Katharine the Great
- Author: Deborah Davis
- Language: English
- Subject: Katharine Graham
- Publication date: 1979
- Publication place: United States

= Katharine the Great =

Unauthorized biography of American newspaper magnate

Katharine the Great: Katharine Graham and The Washington Post is an unauthorized biography of Katharine Graham, owner of The Washington Post, authored by journalist Deborah Davis and initially published in 1979.

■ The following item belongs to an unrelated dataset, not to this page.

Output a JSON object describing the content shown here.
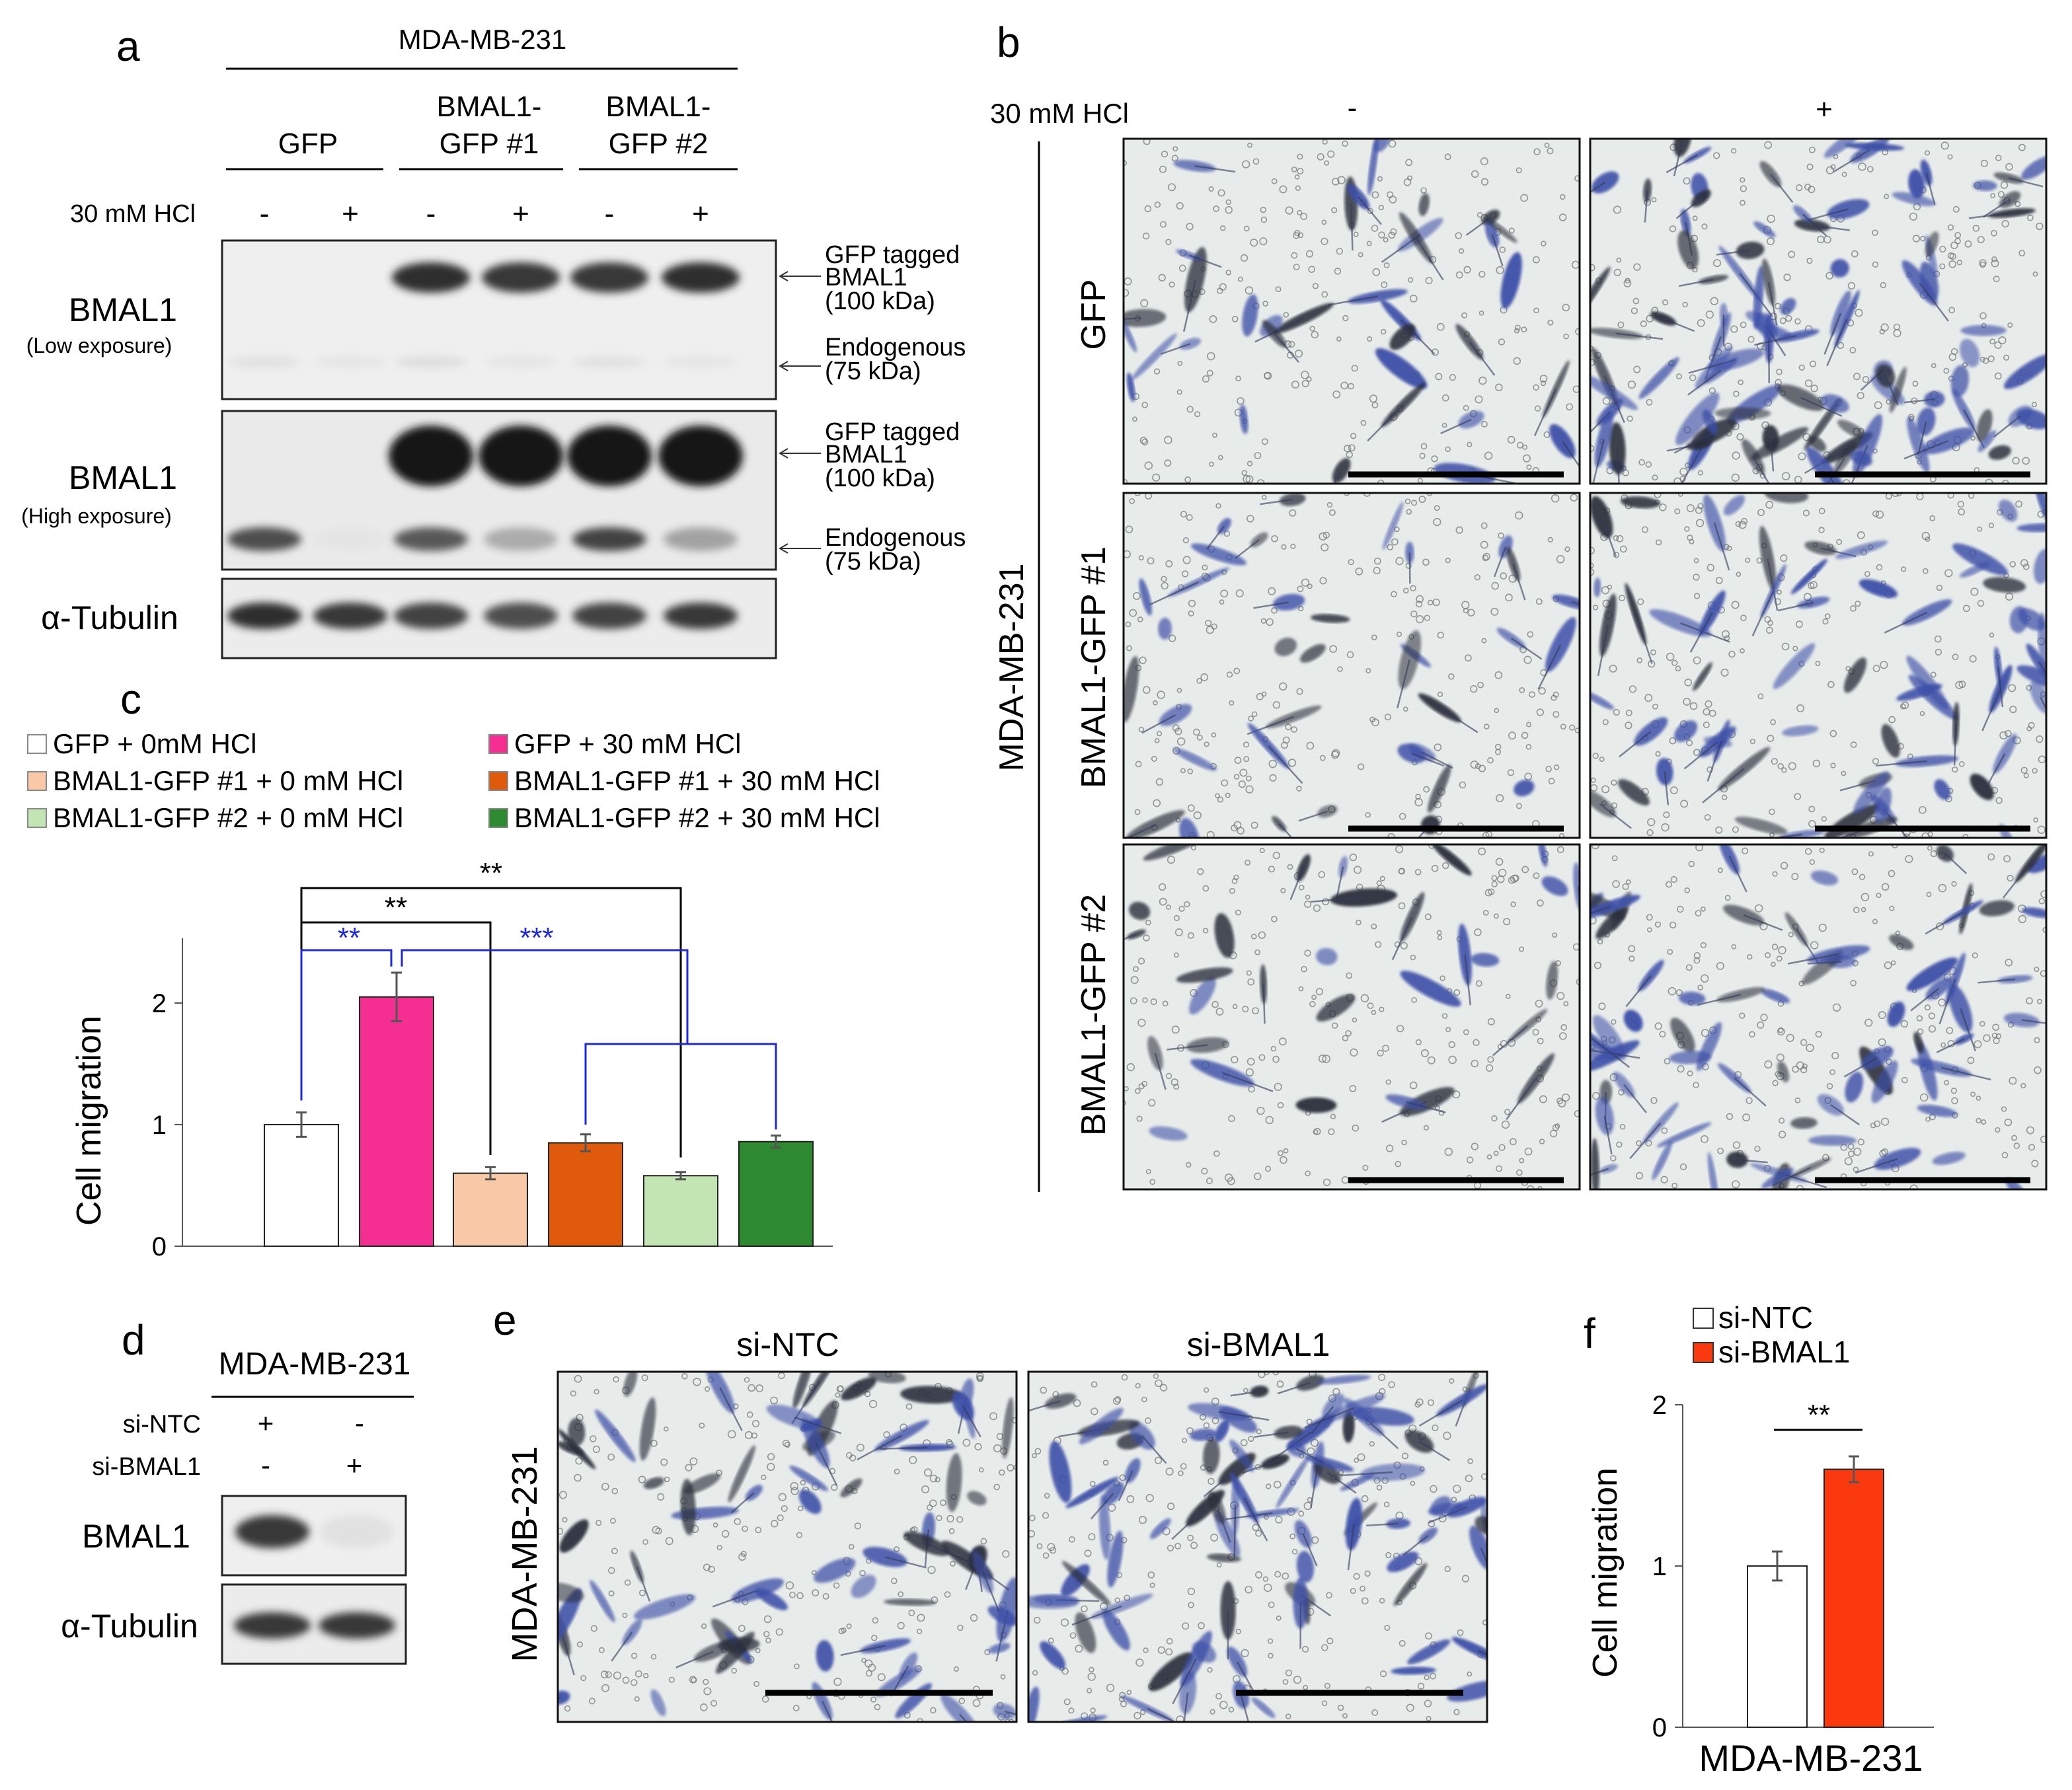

The book was first published by Harcourt Brace Jovanovich (HBJ), but they withdrew the book from circulation after a few weeks and returned the rights to Davis after citing that "certain facts and circumstances have arisen since publication." Davis sued HBJ for $6 million in 1982 for breach of contract, alleging the recall came after a letter from the Posts executive editor, Benjamin C. Bradlee to the publisher; Bradlee called the publication of the book "completely irresponsible" and then listed 39 errors where his name appeared. The suit was settled out of court for $100,000.

==Synopsis==
This biography of Katharine Graham, including details of the death of her husband Philip Graham in 1963, advances some theories that have met with considerable controversy. For example, Davis claimed that the source behind the Watergate scandal, popularly known as Deep Throat, was a CIA officer named Richard Ober (in fact, it was later revealed that Deep Throat had been FBI Associate Director Mark Felt). She also claims that the Washington Posts executive editor, Benjamin C. Bradlee, was part of a CIA propaganda plan to support the convictions of spies Julius and Ethel Rosenberg.

==Criticism==
The book received unfavorable reviews from the Los Angeles Times, The Washington Post, The New York Times and others.

Davis' 1983 settlement with HBJ was heralded as a victory for writers by Eve Pell of The Nation, but Pell saw both at fault for failing to fact check.

==Release details==
It was republished in 1987 by National Press Inc., and again in 1991, this time by Sheridan Square Press.